O meu nome é Anna e venho por este meio protestar contra o autor deste texto. Porque se o meu nome é Anna não faz sentido que o texto seja assinado por um homem. Deveria ser assinado por mim, a Anna. Claro que o autor poderá sempre dizer que não poderia publicar o texto em russo num jornal português, teria sempre de o traduzir. Sim, eu sou russa, mas já estava em Portugal muito antes da guerra. E o que o ator diz é apenas uma desculpa. Posso não dominar ainda o português, mas falo inglês fluentemente e ele saberia traduzir.
E mesmo que insistisse que o texto deveria ser escrito originalmente em português fluente, deveria no mínimo pedir a uma mulher que o fizesse. Uma mulher saberá sempre mais sobre a condição feminina do que o autor deste texto, que está convencido que só por ser autor sabe tudo e mais alguma coisa. Só que ele não passou o teclado a ninguém Avançou e pronto. Pensou que sabia imenso de mulheres e pôs-se a escrever em meu nome. Até começou o texto dizendo “o meu nome é Anna”. Isto é um abuso, um escândalo, uma usurpação de personalidade.

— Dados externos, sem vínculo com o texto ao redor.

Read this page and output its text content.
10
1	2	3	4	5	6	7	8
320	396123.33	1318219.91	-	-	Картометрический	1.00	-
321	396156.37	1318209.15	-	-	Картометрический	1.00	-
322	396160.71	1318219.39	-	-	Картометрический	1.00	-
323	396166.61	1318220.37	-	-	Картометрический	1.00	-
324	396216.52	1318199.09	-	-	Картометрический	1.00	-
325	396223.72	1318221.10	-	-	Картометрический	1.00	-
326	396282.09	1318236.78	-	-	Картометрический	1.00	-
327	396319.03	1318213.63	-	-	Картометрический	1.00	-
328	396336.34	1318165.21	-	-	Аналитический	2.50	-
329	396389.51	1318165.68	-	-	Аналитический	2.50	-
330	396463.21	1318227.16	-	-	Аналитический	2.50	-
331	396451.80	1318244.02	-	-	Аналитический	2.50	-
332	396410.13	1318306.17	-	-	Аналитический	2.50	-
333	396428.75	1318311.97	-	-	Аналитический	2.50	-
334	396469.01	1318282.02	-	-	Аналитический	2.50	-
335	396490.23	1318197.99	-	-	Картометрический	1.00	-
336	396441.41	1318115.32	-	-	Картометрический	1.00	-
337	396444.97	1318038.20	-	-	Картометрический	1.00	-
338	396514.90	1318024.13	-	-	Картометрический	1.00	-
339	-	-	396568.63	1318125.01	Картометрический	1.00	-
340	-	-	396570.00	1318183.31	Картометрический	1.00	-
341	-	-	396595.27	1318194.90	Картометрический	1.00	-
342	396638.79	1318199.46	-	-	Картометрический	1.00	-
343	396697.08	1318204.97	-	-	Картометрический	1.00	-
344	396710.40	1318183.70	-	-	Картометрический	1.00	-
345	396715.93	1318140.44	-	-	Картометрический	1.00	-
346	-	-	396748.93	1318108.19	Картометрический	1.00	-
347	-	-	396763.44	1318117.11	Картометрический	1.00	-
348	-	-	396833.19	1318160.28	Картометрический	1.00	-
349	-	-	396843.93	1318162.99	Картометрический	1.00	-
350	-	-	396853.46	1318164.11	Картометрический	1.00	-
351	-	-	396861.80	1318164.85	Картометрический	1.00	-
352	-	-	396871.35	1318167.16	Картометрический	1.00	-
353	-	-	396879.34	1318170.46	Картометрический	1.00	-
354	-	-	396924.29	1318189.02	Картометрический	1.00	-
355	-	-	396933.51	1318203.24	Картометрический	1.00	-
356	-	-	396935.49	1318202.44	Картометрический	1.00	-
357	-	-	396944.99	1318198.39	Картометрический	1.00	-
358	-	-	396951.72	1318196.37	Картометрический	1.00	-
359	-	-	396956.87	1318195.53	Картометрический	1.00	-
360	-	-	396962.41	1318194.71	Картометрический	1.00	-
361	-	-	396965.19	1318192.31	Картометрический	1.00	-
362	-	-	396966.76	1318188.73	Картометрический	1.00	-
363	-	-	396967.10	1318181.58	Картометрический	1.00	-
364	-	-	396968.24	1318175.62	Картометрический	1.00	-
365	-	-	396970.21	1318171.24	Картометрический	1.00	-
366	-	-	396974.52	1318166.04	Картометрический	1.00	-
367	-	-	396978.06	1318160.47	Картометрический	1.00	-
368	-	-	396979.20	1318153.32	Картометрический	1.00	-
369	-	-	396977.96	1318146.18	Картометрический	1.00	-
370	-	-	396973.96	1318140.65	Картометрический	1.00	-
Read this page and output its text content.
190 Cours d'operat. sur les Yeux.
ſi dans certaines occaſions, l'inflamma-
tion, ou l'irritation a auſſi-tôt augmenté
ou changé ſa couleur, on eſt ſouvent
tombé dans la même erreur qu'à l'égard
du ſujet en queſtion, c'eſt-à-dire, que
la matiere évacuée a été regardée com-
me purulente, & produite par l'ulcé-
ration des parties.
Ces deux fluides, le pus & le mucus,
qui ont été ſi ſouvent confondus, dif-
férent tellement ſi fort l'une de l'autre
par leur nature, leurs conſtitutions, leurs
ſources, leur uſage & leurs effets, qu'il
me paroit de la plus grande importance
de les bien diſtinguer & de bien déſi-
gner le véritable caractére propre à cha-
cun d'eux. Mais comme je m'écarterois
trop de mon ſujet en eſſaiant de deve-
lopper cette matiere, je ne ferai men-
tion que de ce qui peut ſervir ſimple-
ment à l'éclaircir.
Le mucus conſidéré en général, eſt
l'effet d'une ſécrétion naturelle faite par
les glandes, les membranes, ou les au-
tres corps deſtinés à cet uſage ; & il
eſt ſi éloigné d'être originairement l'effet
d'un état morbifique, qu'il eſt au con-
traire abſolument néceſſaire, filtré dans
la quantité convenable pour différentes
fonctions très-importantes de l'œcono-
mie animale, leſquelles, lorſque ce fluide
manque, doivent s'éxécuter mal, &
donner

O autor conheceu-me nalgum sítio. Não sei precisar onde. Possivelmente conheceu-me numa festa de amigos em comum. Bebemos um copo e ficámos a conversar. Trocámos telefones, WhatsApps, Instagrams, Messengers. Por escrito ainda falámos melhor. Fui-lhe contando coisas, falando-lhe dos meus gostos, das minhas opções de vida… E agora ele acha que pode falar por mim. Imagine-se.
É provável que, em sua defesa, alegue que me criou de raiz na sua imaginação. Mas todos sabemos que as coisas nunca são bem assim. Até é possível que tenha acrescentado um ou outro elemento, cruzado histórias, misturado traços de um livro ou de um filme. Talvez a Anna nem sequer exista. Talvez eu nem sequer exista. Mas a questão do fundo não é essa.
A verdadeiro questão é: quem é que este tipo pensa que é? Durante séculos as mulheres foram silenciadas. A sociedade machista perpetua-se até aos dias de hoje. É preciso gritar alto para que as vozes femininas se ouçam, caso contrário fica tudo à mercê dos homens, como sempre, como dantes. Eles continuam a mandar no mundo, são ainda pequenas as nossas conquistas. E agora este autor, assim do nada, vem apropriar-se do meu nome, da minha feminilidade, assumindo um papel, uma escrita que poderia e deveria ser entregue a uma mulher. Será que ele realmente pensa saber o suficiente sobre mim? Sobre o meu salário que é mais baixo do que o do meu colega, homem, que exerce exatamente as mesmas funções? Sobre o assédio constante que eu sofro, quando alta e loura ando pelas ruas de Lisboa? Ele realmente tem a arrogância de pensar que pode escrever em meu nome, que pode apropriar-se de mim, mesmo que eu seja uma personagem de ficção, mesmo que eu, a rigor, não exista?
Que embarguem este texto! Que saia uma providência cautelar! O autor que se retrate! O autor que se retire! E já agora, para que conste, Ahha em russo escreve-se com dois agás.